For the batch layer, I used PySpark to train an alternating least squares (ALS) model on the ratings. As it turned out, predicting for new users wasn't a trivial task—the PySpark ALS model doesn't come with built-in functionality for "folding in" users and making predictions for them, so I had to implement this by hand using the product features. The ALS model produces a small set of latent factors that essentially describe products and users, and which can be used to predict products for users, or vice versa. These product features are only 8 MB in size, and can be stored in-memory on our web server. I serialized and saved them in an S3 bucket.
For the serving layer, I used Flask. When a user inputs a Goodreads ID for a user, it retrieves all of that user's ratings using the Goodreads API. It then calculates a best guess latent representation for the new user by multiplying the user's rating vector with the product features, then using that to get predicted ratings for all the items and taking the top n. Lastly, it displays the results, fetching the relevant information for each book using the Goodreads API. The steps involving this API are all rather slow, and so results can take several seconds to load. I thought about putting some of the book info (like title, description, and image url, which are shown on the frontend) in Hive, but the description data wasn't available as part of the original dataset I used and Goodreads has measures in place against scraping.

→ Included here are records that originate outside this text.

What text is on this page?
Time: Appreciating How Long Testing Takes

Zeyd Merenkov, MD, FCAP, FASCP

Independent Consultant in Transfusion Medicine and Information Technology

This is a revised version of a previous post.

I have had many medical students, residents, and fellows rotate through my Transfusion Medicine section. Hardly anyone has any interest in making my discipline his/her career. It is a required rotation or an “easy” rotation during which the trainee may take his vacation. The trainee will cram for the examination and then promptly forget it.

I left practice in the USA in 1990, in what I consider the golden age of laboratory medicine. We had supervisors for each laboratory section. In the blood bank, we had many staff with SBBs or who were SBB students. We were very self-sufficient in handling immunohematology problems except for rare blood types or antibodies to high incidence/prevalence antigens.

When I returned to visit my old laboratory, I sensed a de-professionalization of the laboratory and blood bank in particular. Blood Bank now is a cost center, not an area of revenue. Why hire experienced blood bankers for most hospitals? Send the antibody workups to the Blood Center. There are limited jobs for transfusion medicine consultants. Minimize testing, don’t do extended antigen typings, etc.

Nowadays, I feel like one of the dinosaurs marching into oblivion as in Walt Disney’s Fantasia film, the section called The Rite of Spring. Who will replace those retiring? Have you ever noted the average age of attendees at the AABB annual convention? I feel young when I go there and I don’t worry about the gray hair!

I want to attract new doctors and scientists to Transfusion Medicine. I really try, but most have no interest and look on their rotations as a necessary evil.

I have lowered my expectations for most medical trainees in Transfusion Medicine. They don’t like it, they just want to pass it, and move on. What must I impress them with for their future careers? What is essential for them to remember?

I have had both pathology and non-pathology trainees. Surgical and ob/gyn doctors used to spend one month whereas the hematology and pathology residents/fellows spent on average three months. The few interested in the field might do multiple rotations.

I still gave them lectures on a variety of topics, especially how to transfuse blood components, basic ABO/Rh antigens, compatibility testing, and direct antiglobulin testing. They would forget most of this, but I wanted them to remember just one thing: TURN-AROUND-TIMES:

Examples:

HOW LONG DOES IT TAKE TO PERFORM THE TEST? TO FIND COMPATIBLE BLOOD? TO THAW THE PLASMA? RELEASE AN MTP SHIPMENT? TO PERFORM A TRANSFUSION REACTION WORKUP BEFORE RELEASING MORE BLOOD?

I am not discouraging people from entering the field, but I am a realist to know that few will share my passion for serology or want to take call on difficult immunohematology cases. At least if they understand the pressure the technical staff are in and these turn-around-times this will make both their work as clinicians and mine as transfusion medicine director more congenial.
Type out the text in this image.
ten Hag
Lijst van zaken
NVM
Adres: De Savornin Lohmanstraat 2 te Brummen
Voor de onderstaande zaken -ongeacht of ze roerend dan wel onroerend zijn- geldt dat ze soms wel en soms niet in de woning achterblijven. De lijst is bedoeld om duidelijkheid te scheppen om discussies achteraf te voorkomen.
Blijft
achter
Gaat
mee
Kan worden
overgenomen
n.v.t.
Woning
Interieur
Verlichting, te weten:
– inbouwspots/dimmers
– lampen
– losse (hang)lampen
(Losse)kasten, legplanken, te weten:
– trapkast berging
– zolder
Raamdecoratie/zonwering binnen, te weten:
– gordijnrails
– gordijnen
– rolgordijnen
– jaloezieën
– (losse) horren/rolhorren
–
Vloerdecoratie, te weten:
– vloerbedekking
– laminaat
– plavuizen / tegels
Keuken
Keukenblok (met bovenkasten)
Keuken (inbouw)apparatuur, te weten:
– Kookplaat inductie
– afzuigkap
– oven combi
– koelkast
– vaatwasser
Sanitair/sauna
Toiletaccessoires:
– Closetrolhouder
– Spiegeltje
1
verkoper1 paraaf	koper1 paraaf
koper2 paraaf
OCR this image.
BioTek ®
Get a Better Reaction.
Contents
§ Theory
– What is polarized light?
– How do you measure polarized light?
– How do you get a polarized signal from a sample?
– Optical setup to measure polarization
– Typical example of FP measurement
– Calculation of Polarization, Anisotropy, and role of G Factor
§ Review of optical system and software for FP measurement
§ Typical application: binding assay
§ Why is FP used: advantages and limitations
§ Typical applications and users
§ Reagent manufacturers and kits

The results I got subjectively aren't that good, and there are some quirks. Some books seem to show up far more often than they should, likely because they are overrepresented in the ratings. Some books are just bizarre picks. There may be an issue with my understanding of the ALS model or my linear algebra knowledge, which is extremely shaky at best. I found a comment from a user who questioned whether the ALS model actually produces singular vectors, a critical assumption that I had made, in which case the method I used to find latent representations for new users doesn't actually produce meaningful results. I was searching for explanations in the data, code, and model hyperparameters for the past week, and I only noticed this post at the last minute. If possible, I ask that you take this into consideration when grading. Thank you for reading!